Both Noah's are the same. I think the problem is in understanding the meaning of the statement in Ezekiel. Noah is mentioned in two verses there. Here they are:

Ezekiel 14:14 Though these three men, Noah, Daniel, and Job, were in it, they should deliver but their own souls by their righteousness, saith the Lord GOD.
Ezekiel 14:20 Though Noah, Daniel, and Job, were in it, as I live, saith the Lord GOD, they shall deliver neither son nor daughter; they shall but deliver their own souls by their righteousness.

As you can see, three men are mentioned. They are Noah, Daniel, and Job. All three are major Bible characters and each of them is known for his righteousness. Noah delivered his family from the flood that destroyed the entire world because of his righteousness. Daniel was delivered from the mouth of lions because of his righteousness. Job's righteousness so impressed the Lord that He bragged on his righteousness to the devil.

Yet, by the time of Ezekiel (which is the time when Jerusalem was destroyed by the Babylonians), the Israelites had become so wicked that nothing could keep them from the coming destruction. Even if Noah, Daniel, and Job, some of the most righteous men who ever lived, were in the land, they would only be able to save themselves.

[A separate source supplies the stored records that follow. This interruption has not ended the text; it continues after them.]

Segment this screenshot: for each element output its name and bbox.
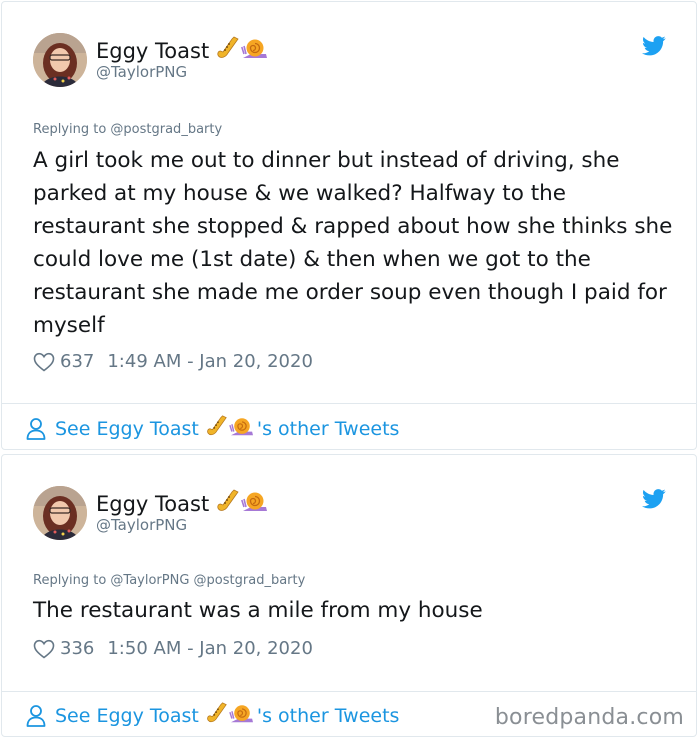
see-other-prefix: See Eggy Toast bbox=[55, 704, 199, 727]
like-count: 336 bbox=[60, 638, 95, 659]
divider bbox=[2, 691, 696, 692]
divider bbox=[2, 403, 696, 404]
author-name[interactable]: Eggy Toast bbox=[96, 39, 209, 63]
tweet-timestamp[interactable]: 1:49 AM - Jan 20, 2020 bbox=[107, 351, 313, 372]
author-name-row[interactable]: Eggy Toast bbox=[96, 35, 269, 66]
twitter-bird-icon[interactable] bbox=[642, 36, 666, 56]
avatar-image bbox=[33, 33, 87, 87]
author-name-row[interactable]: Eggy Toast bbox=[96, 488, 269, 519]
twitter-bird-icon[interactable] bbox=[642, 489, 666, 509]
saxophone-emoji-icon bbox=[205, 414, 229, 438]
saxophone-emoji-icon bbox=[205, 701, 229, 725]
tweet-meta: 336 1:50 AM - Jan 20, 2020 bbox=[33, 638, 313, 659]
see-other-suffix: 's other Tweets bbox=[256, 417, 400, 440]
tweet-meta: 637 1:49 AM - Jan 20, 2020 bbox=[33, 351, 313, 372]
avatar-image bbox=[33, 486, 87, 540]
see-other-tweets-link[interactable]: See Eggy Toast 's other Tweets bbox=[26, 701, 399, 730]
see-other-suffix: 's other Tweets bbox=[256, 704, 400, 727]
tweet-text: A girl took me out to dinner but instead… bbox=[33, 148, 673, 338]
person-icon bbox=[26, 418, 46, 440]
saxophone-emoji-icon bbox=[215, 35, 241, 61]
author-handle[interactable]: @TaylorPNG bbox=[96, 516, 187, 534]
see-other-tweets-link[interactable]: See Eggy Toast 's other Tweets bbox=[26, 414, 399, 443]
avatar[interactable] bbox=[33, 486, 87, 540]
snail-emoji-icon bbox=[241, 37, 269, 61]
author-name[interactable]: Eggy Toast bbox=[96, 492, 209, 516]
like-count: 637 bbox=[60, 351, 95, 372]
snail-emoji-icon bbox=[229, 416, 255, 438]
tweet-text: The restaurant was a mile from my house bbox=[33, 598, 483, 623]
heart-icon[interactable] bbox=[33, 352, 55, 372]
snail-emoji-icon bbox=[241, 490, 269, 514]
replying-to[interactable]: Replying to @TaylorPNG @postgrad_barty bbox=[33, 573, 305, 588]
tweet-timestamp[interactable]: 1:50 AM - Jan 20, 2020 bbox=[107, 638, 313, 659]
tweet-card-2[interactable]: Eggy Toast @TaylorPNG Replying to @Taylo… bbox=[1, 454, 697, 737]
author-handle[interactable]: @TaylorPNG bbox=[96, 63, 187, 81]
heart-icon[interactable] bbox=[33, 639, 55, 659]
saxophone-emoji-icon bbox=[215, 488, 241, 514]
see-other-prefix: See Eggy Toast bbox=[55, 417, 199, 440]
watermark: boredpanda.com bbox=[494, 705, 684, 730]
person-icon bbox=[26, 705, 46, 727]
replying-to[interactable]: Replying to @postgrad_barty bbox=[33, 122, 222, 137]
snail-emoji-icon bbox=[229, 703, 255, 725]
avatar[interactable] bbox=[33, 33, 87, 87]
tweet-card-1[interactable]: Eggy Toast @TaylorPNG Replying to @postg… bbox=[1, 1, 697, 450]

I understand your problem with Noah. At the time of the flood, he was able to save himself and seven other family members. Yet, the Ezekiel passage states that these three men (including Noah) would not even be able to save a son or daughter. Can the Noah who saved his sons at the time of the flood be the same Noah who could not save a son in the time of Ezekiel? The thing that must be understood is that Ezekiel is speaking of the same Noah in a different situation. It is not that Noah is looked on as having two levels of righteousness, but rather that Noah is being looked at in two different times. The point is that God is more determined to destroy Israel for its wickedness than He was to destroy the world in the days of Noah. What Noah was able to do at the time of the flood he would not be able to do at the time of the Babylonian conquest. This is a statement about the greatness of the wickedness of Israel, not about the righteousness of Noah.